そんな水野氏は、景気がよくなっていないのに企業が2年連続で最高益を更新する背景には、正規を非正規にし、人件費の削減をしてきたことがあると指摘。そして安倍政権の「成長戦略」に疑問を呈した。
「成長戦略は主語が抜けている。誰が成長しているかというと、株主が成長している。株主のうち半分は外国人投資家。今の経済政策は民主主義から大きくかけ離れている」
そうして水野氏は最低賃金を1500円に、すぐに上げることが必要と述べ、なんとコール!
エキタスの名物コーラー・19歳のこばしゅんとともに水野氏はコールする。「アベノミクスは絶対いらない!」「アベノミクスは絶対意味ない!」。
なんだか時空が歪むような光景が出現したあとは、社民党・福島みずほ氏、民主党・石橋みちひろ氏、共産党・小池晃氏のスピーチが続き、なんとか自分を取り戻した。
そうして最後は野党議員3人とエキタスメンバーが登壇し、両手を高々と上げると、大きなコールがアルタ前に響き渡った。

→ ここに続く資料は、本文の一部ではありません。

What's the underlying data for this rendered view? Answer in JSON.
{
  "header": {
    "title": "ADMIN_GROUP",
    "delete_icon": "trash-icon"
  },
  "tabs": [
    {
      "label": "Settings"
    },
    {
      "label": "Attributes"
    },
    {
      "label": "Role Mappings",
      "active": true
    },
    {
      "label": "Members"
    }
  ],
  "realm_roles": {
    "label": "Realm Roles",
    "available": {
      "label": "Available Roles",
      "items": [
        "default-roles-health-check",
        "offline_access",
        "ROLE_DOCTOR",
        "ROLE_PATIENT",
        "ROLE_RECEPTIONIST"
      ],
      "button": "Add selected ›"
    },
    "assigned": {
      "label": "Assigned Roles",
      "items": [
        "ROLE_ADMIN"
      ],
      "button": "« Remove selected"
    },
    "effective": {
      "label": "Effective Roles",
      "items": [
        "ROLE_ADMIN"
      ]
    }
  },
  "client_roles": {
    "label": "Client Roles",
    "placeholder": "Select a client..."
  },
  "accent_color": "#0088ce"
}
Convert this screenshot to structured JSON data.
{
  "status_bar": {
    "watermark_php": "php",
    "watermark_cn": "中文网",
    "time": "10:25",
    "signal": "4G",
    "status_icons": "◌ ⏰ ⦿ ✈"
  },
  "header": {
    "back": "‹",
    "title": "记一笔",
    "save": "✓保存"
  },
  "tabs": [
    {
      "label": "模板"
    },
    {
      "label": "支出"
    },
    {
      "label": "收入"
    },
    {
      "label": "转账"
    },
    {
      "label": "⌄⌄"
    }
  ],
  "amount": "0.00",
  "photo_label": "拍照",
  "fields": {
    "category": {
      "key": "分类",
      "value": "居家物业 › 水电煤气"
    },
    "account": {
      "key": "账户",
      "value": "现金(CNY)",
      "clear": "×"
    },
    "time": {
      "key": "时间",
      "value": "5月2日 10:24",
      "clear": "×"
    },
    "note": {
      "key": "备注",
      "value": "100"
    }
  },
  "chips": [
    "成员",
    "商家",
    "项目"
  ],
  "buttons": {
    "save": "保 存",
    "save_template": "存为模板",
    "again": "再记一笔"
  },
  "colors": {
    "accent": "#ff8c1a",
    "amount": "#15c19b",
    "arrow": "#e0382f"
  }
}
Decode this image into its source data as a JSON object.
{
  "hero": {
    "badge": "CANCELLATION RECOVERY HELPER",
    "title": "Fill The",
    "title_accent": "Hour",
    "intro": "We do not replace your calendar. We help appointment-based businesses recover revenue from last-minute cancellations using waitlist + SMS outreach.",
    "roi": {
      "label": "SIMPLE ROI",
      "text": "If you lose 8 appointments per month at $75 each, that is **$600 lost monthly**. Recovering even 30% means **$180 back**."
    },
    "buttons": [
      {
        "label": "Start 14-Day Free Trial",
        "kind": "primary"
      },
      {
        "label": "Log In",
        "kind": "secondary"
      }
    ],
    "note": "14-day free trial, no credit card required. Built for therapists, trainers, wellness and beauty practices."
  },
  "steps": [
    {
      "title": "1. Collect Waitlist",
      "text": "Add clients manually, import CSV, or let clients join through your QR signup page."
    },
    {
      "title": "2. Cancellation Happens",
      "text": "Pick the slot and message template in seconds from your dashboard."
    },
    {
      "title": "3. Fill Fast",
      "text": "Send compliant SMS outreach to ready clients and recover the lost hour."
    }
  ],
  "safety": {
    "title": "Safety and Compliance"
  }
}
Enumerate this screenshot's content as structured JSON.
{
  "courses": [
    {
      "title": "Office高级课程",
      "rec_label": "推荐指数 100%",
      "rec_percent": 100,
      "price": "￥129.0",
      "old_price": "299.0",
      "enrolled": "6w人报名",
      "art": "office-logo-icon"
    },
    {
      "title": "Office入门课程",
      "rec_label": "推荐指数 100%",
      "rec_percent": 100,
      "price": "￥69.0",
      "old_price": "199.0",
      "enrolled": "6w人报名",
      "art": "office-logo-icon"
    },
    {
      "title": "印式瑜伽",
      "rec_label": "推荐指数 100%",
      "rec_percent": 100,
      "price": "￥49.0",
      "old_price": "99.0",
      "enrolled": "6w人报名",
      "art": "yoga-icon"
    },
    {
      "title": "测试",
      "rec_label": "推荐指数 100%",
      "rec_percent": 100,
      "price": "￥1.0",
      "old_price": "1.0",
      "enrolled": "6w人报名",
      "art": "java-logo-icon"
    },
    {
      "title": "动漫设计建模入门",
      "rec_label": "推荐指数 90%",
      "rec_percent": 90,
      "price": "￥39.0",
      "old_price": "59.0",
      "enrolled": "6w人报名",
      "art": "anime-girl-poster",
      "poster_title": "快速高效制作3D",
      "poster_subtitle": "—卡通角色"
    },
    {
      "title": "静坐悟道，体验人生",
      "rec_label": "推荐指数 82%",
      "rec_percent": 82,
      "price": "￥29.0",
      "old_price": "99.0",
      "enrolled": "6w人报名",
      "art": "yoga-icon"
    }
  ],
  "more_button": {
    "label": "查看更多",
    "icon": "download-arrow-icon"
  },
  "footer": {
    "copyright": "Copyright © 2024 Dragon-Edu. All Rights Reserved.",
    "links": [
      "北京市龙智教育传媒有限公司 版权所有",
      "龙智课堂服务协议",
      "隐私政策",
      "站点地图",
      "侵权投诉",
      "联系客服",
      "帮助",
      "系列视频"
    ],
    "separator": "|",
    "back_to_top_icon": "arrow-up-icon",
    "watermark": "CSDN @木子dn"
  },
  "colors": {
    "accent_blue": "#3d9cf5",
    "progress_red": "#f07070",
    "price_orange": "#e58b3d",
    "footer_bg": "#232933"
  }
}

「経済イシューで野党は共闘!」「経済にデモクラシーを!」
この日、2時間に及ぶ街宣には700人が集まった。通りすぎる人々も興味津々の顔で立ち止まり、「最賃1500円、むっちゃいいじゃん」と会話するカップルがいたり、「SEALDsみたい!」と声を上げる女の子もいた。というか、「SEALDsみたい」って、新宿の雑踏で通りすがりの女の子の口から聞くと、なんだかしみじみしてしまうのは私だけではないだろう。
この日聞いたスピーチで、忘れられない言葉がある。原田さんが、息子を持つあるお母さんから聞いた話を引用したスピーチだ。
「息子さんが低い給料で、毎日帰ってくるのが深夜。疲弊した姿を見て、いつか過労で倒れてしまうんじゃないかって気が気じゃないって。僕、思ったんですけど、戦場に子どもを送りだす親の気持ちって、もしかしたらこういう気持ちに近いんじゃないかって思いました」
大袈裟な、と思う人もいるかもしれない。しかし、過酷な労働でうつ病や自殺に追い込まれる若者は、この15年で10倍にも増えているのだ。
エキタスの街宣に参加して、改めて、思った。
私たちはもうずっと長いこと、少ないパイの奪い合いの中にいた。到底椅子が足りない椅子取りゲームで他人を蹴落とし、自らが蹴落とされないように必死でしがみついてきた。その中で、隣の人がうつになったり自殺したり過労死したり電車に飛び込んだりしても、いつからか「仕方ない」なんて麻痺するように仕向けられていた。麻痺しないと「サバイヴ」できないぞ、とずっと脅迫されてきた。
だけど、そんなのはもう無理なのだ。限界なのだ。何よりも、そんな社会は嫌なのだ。そしてそう思っている人は、おそらく多数派なのだ。この日の街宣で、改めてそう思った。
次のエキタスの大きな動きは、4月16日のデモだ。このデモはアメリカの「Fight for $15」アクションに呼応したデモで、世界各国でアクションが開催される。15時30分に渋谷・宮下公園に集合に集合して16時に出発だ。
街宣後、原田さんは言った。
「次のデモはワールドワイドな動きなんで。やっぱりこの問題は、最終的には国際的な規制が必要なんで、それに向けて、グローバリゼーション、多国籍企業のことも言っていきます」
今、世界中で「行き過ぎた資本主義」に対する抵抗が始まっている。そして多くの国々で繋がりが生まれている。世界規模のこのうねりに、ぜひ、身を投じてみてほしい。
これは貴重! 「アベノミクスは絶対いらない!」とコールする水野和夫氏。
25条のプラカード
街宣のラスト、「経済イシューで野党は共闘!」。